Q. What does “Falsifying Type” really mean and are people who are Falsifying Type just faking it?
A. That’s an interesting question. The term itself is attributed to Carl Jung, whose ground-breaking work formed the basis for the MBTI (Myer’s Briggs Temperament Inventory) and in part for the BTSA (Benziger Thinking Styles Assessment).
Jung’s position was that people who are Falsifying Type are individuals who have developed the majority of their skills in brain areas outside their innate giftedness or brain lead. Those developed skills can appear as “faking it” to individuals who possess innate giftedness in the specific skills under discussion.
Imagine that a dog finally learns to make sounds that resemble a cat's meow. The dog may be rewarded for this effort but a real cat will recognize that the sounds are not a genuine meow. That's sort of the way it is with the four cerebral languages. We tend to use our own brain language effortlessly and energy-efficiently. We can develop skills in brain-function languages other than our own but individuals who utilize each language innately often can recognize when this is not a “native language” for us.

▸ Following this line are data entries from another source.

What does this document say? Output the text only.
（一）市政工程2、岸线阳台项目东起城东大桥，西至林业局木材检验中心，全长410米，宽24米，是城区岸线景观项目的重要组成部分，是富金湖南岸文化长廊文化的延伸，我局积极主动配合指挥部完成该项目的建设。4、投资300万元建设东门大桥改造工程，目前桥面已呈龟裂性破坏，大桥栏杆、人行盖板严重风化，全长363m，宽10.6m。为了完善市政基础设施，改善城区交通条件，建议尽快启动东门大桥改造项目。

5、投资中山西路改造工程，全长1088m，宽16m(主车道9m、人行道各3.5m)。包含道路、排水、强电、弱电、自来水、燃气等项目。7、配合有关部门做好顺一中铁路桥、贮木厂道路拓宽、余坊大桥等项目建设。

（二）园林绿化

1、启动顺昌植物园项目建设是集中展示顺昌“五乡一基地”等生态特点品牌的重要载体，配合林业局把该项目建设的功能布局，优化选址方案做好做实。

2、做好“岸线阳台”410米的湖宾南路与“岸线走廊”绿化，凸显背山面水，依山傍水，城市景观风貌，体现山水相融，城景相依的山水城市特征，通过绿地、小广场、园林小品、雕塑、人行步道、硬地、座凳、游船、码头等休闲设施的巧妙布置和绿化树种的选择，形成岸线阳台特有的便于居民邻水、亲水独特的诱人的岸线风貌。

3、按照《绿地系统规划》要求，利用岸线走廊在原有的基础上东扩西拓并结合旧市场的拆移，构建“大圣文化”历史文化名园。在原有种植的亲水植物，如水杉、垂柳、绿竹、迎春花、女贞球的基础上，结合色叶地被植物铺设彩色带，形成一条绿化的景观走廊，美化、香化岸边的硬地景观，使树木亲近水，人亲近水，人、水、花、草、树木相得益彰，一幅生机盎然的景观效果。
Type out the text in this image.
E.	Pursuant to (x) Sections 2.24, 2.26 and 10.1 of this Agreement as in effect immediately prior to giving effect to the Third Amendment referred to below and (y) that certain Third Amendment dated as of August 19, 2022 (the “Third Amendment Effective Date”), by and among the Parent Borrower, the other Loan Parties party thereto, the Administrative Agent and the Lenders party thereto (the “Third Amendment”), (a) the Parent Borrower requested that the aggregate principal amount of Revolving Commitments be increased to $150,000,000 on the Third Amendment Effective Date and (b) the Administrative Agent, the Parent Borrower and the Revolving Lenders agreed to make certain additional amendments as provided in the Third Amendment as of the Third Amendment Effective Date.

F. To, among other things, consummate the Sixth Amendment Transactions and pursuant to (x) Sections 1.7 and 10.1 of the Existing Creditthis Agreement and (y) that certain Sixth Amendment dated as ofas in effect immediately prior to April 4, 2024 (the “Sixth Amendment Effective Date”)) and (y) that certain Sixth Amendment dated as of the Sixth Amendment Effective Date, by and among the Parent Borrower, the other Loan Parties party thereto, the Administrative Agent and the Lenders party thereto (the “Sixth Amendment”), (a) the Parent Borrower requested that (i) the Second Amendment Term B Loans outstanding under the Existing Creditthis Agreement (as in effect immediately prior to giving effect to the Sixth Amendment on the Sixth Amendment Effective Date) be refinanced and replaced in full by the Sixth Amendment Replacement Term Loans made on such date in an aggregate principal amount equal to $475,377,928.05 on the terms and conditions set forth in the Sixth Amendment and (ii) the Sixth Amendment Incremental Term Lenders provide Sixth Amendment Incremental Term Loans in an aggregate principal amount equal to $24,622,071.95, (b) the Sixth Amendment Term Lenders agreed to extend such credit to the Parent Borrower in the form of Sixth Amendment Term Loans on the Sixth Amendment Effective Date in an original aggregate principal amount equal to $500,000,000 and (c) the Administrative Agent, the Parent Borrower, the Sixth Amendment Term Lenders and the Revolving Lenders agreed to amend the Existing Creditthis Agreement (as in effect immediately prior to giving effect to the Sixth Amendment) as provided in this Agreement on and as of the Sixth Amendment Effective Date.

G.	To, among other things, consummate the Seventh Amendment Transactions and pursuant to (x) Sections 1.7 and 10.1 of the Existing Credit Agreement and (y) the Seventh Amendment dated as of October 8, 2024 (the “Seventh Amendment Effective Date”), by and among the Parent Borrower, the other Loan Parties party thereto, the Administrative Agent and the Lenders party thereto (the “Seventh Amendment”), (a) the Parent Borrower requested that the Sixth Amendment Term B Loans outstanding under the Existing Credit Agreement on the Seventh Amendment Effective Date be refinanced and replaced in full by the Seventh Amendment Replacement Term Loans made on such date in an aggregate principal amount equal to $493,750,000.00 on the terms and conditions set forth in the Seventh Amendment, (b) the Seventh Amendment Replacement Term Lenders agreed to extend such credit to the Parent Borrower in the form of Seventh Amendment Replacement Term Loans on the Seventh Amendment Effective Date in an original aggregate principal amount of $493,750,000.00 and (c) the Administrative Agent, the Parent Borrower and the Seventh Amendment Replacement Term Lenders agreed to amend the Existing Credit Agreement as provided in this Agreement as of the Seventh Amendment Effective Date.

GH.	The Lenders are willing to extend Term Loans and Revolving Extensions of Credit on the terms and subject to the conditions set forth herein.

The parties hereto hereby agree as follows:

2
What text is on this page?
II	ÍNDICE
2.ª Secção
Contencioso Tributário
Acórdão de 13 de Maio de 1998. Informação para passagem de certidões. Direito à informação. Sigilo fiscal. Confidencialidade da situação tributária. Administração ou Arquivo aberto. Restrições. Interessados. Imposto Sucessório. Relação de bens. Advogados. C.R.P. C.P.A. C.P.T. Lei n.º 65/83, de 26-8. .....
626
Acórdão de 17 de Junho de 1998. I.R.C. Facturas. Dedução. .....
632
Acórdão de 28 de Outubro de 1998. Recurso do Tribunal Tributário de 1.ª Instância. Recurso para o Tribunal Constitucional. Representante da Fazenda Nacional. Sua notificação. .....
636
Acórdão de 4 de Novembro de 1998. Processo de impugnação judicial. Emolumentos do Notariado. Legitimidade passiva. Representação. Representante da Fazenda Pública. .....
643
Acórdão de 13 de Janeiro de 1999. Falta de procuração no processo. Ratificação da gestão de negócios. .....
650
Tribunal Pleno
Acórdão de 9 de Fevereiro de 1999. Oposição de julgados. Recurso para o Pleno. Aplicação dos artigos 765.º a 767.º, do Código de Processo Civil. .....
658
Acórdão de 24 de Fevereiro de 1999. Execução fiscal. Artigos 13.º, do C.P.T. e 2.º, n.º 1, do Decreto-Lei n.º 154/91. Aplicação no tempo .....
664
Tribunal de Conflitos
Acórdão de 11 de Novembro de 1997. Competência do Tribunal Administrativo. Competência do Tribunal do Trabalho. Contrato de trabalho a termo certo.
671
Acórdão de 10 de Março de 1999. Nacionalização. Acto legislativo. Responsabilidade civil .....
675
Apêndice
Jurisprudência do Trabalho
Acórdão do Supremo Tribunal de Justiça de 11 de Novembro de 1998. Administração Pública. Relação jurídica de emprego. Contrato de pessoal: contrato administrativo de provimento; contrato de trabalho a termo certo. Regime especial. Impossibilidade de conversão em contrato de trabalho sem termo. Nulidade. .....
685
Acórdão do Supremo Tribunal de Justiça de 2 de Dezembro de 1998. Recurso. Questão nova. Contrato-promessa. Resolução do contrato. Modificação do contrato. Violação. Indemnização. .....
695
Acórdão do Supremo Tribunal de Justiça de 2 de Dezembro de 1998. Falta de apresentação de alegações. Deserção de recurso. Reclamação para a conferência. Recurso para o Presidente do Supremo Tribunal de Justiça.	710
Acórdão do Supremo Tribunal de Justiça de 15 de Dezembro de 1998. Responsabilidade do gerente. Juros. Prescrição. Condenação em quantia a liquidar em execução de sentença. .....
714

Should we still try to develop some level of skill in other brain-function languages? Should we make an effort to become cerebrally multilingual? I think so! Whenever I travel to countries where English is not the primary language, the citizens usually go out of their way to help me feel quite validated when I attempt to speak something of their language, albeit not very fluently…
When we intentionally use a brain-function language outside our innate giftedness it’s a good idea to avoid pretending that it is our own “native brain-function language.” We just do our best with it, knowing that it will require higher levels of energy expenditures, and hoping that our efforts to communicate will be recognized by other brains.